Is there a way of outputting the sampling rate from the X2M200 module? If not, what's an approximate value of the X2 chip sampling rate?

Found it, it's around 39 GSps. How would one go about calculating the minimum detectable difference in range? I came up with the formula \Delta d_{min} = c / (2 f_s), but this gives a value of around 4mm, but as demonstrated in the respiration demos, the sensor is able to detect sub-millimeter movement. How is this possible?

Hi David, First of all, I think you are making a confusion between sampling rate of the RF signal and the UWB pulse width. The sampling rate will help in the correct signal sampling based on the Nyquist criteria, the pulse with will give you time of flight. The minimum detectable range is based on the Heisenberg's uncertainty (You can't simultaneouly be well localized both in time and frequency). As you pulse is UWB, your minimum pulse widht is based on this principle. for 1ns pulse you will have a minimum of 30 cm between your radar and your target to prevent range ambiguty problem. Best regards, Chouaibou.

I was actually trying to calculate the minimum differential range that the radar can detect. For example, if you have an obstacle 1m from the radar, what's the minimum distance by which you can move the obstacle before the radar will detect that it moved?

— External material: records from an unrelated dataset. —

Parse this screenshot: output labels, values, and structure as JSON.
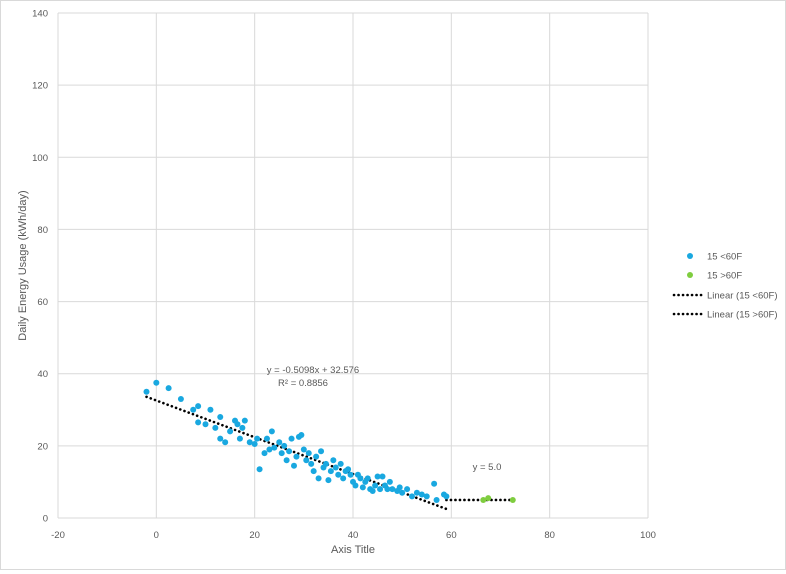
{
  "chart_data": {
    "type": "scatter",
    "title": "",
    "xlabel": "Axis Title",
    "ylabel": "Daily Energy Usage (kWh/day)",
    "xlim": [
      -20,
      100
    ],
    "ylim": [
      0,
      140
    ],
    "x_ticks": [
      -20,
      0,
      20,
      40,
      60,
      80,
      100
    ],
    "y_ticks": [
      0,
      20,
      40,
      60,
      80,
      100,
      120,
      140
    ],
    "x_tick_labels": [
      "-20",
      "0",
      "20",
      "40",
      "60",
      "80",
      "100"
    ],
    "y_tick_labels": [
      "0",
      "20",
      "40",
      "60",
      "80",
      "100",
      "120",
      "140"
    ],
    "grid": true,
    "legend_position": "right",
    "series": [
      {
        "name": "15 <60F",
        "color": "#19a8e0",
        "points": [
          [
            -2,
            35
          ],
          [
            0,
            37.5
          ],
          [
            2.5,
            36
          ],
          [
            5,
            33
          ],
          [
            7.5,
            30
          ],
          [
            8.5,
            31
          ],
          [
            8.5,
            26.5
          ],
          [
            10,
            26
          ],
          [
            11,
            30
          ],
          [
            12,
            25
          ],
          [
            13,
            28
          ],
          [
            13,
            22
          ],
          [
            14,
            21
          ],
          [
            15,
            24
          ],
          [
            16,
            27
          ],
          [
            16.5,
            26
          ],
          [
            17,
            22
          ],
          [
            17.5,
            25
          ],
          [
            18,
            27
          ],
          [
            19,
            21
          ],
          [
            20,
            20.5
          ],
          [
            20.5,
            22
          ],
          [
            21,
            13.5
          ],
          [
            22,
            18
          ],
          [
            22.5,
            22
          ],
          [
            23,
            19
          ],
          [
            23.5,
            24
          ],
          [
            24,
            19.5
          ],
          [
            25,
            21
          ],
          [
            25.5,
            18
          ],
          [
            26,
            20
          ],
          [
            26.5,
            16
          ],
          [
            27,
            18.5
          ],
          [
            27.5,
            22
          ],
          [
            28,
            14.5
          ],
          [
            28.5,
            17
          ],
          [
            29,
            22.5
          ],
          [
            29.5,
            23
          ],
          [
            30,
            19
          ],
          [
            30.5,
            16
          ],
          [
            31,
            18
          ],
          [
            31.5,
            15
          ],
          [
            32,
            13
          ],
          [
            32.5,
            17
          ],
          [
            33,
            11
          ],
          [
            33.5,
            18.5
          ],
          [
            34,
            14
          ],
          [
            34.5,
            15
          ],
          [
            35,
            10.5
          ],
          [
            35.5,
            13
          ],
          [
            36,
            16
          ],
          [
            36.5,
            14
          ],
          [
            37,
            12
          ],
          [
            37.5,
            15
          ],
          [
            38,
            11
          ],
          [
            38.5,
            13
          ],
          [
            39,
            13.5
          ],
          [
            39.5,
            12
          ],
          [
            40,
            10
          ],
          [
            40.5,
            9
          ],
          [
            41,
            12
          ],
          [
            41.5,
            11
          ],
          [
            42,
            8.5
          ],
          [
            42.5,
            10
          ],
          [
            43,
            11
          ],
          [
            43.5,
            8
          ],
          [
            44,
            7.5
          ],
          [
            44.5,
            9
          ],
          [
            45,
            11.5
          ],
          [
            45.5,
            8
          ],
          [
            46,
            11.5
          ],
          [
            46.5,
            9
          ],
          [
            47,
            8
          ],
          [
            47.5,
            10
          ],
          [
            48,
            8
          ],
          [
            49,
            7.5
          ],
          [
            49.5,
            8.5
          ],
          [
            50,
            7
          ],
          [
            51,
            8
          ],
          [
            52,
            6
          ],
          [
            53,
            7
          ],
          [
            54,
            6.5
          ],
          [
            55,
            6
          ],
          [
            56.5,
            9.5
          ],
          [
            57,
            5
          ],
          [
            58.5,
            6.5
          ],
          [
            59,
            6
          ]
        ]
      },
      {
        "name": "15 >60F",
        "color": "#7fcd3f",
        "points": [
          [
            66.5,
            5
          ],
          [
            67.5,
            5.5
          ],
          [
            72.5,
            5
          ]
        ]
      }
    ],
    "trendlines": [
      {
        "name": "Linear (15 <60F)",
        "color": "#000000",
        "x_range": [
          -2,
          59
        ],
        "slope": -0.5098,
        "intercept": 32.576,
        "equation": "y = -0.5098x + 32.576",
        "r_squared": "R² = 0.8856"
      },
      {
        "name": "Linear (15 >60F)",
        "color": "#000000",
        "x_range": [
          59,
          72.5
        ],
        "slope": 0,
        "intercept": 5.0,
        "equation": "y = 5.0",
        "r_squared": ""
      }
    ]
  }
}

Hi Davide, The range accuracy is mainly dependent on the SNR. The pulse is sampled at higher frequencies than the Nyquist criterion. I will not go into theory or detection methods at this time, but i made a small example in python for you. I will sample two pulses, where the second one is delayed by 20 ps, which is less than this system's sampling rate, fs = 23.238 GHz. Consider the following python code: Code: from pylab import * ## Pulse generator # Center frequency fc = 7.29e9 # Pulse duration tau = 0.67e-9 ## Sampler # Sampling rate fs = 23.238e9 # Number of bins in frame nbins = 64 # delay to pulse t0 = 1.3e-9 t1 = t0 + 20e-12 # Time array t = np.arange(0, nbins / fs, 1 / fs) # Sample frames frame1 = exp(-((t - t0) / tau) ** 2) * cos(2 * pi * fc * (t - t0)) frame2 = exp(-((t - t0) / tau) ** 2) * cos(2 * pi * fc * (t - t1)) # Plot frames plot(t*1e9, frame1, 'b-x', label='t0') plot(t*1e9, frame2, 'r-x', label = 't0 + %g ns'%((t1-t0)*1e9)) legend() grid() xlabel("Time (ns)") ylabel("Amplitude") _=xticks(t[1::2]*1e9) The time difference of the two pulses can be used to calculate the distance or to analyze movement of the object. One example of calculating the distance is to downconvert and use the amplitude + phase difference.

Hi Olav, Following your answer to Davide post, I would like to know why have choosen 64 bins in your example as X2 radar chip has 256 samplers for a default distance of 1 meter. B.R Chouaibou.

Simply for visibility in the plot, you can change the parameters in the script if you need the parameters to be similar to X2 or X4.

Hello all, How can I calculate the breath frequency to give me a number through X2M200 ? If anyone can submit for me a code for that, I will be so thankful for him. Regards ,

Hi MohammadHajj, Please find below the link for the latest CPP/PYTHON/MATLAB examples for ModuleConnector based XeThru moudule development : https://github.com/xethru/ModuleConnector-Examples You can modify python by loadin respiration profile (x2m200.load_profile(XTS_ID_APP_RESPIRATION_2)), and reading respiration data message (rdata = x2m200.read_message_respiration_sleep()) and then retrieve the RPM or disdance from the message. BR, Chouaibou.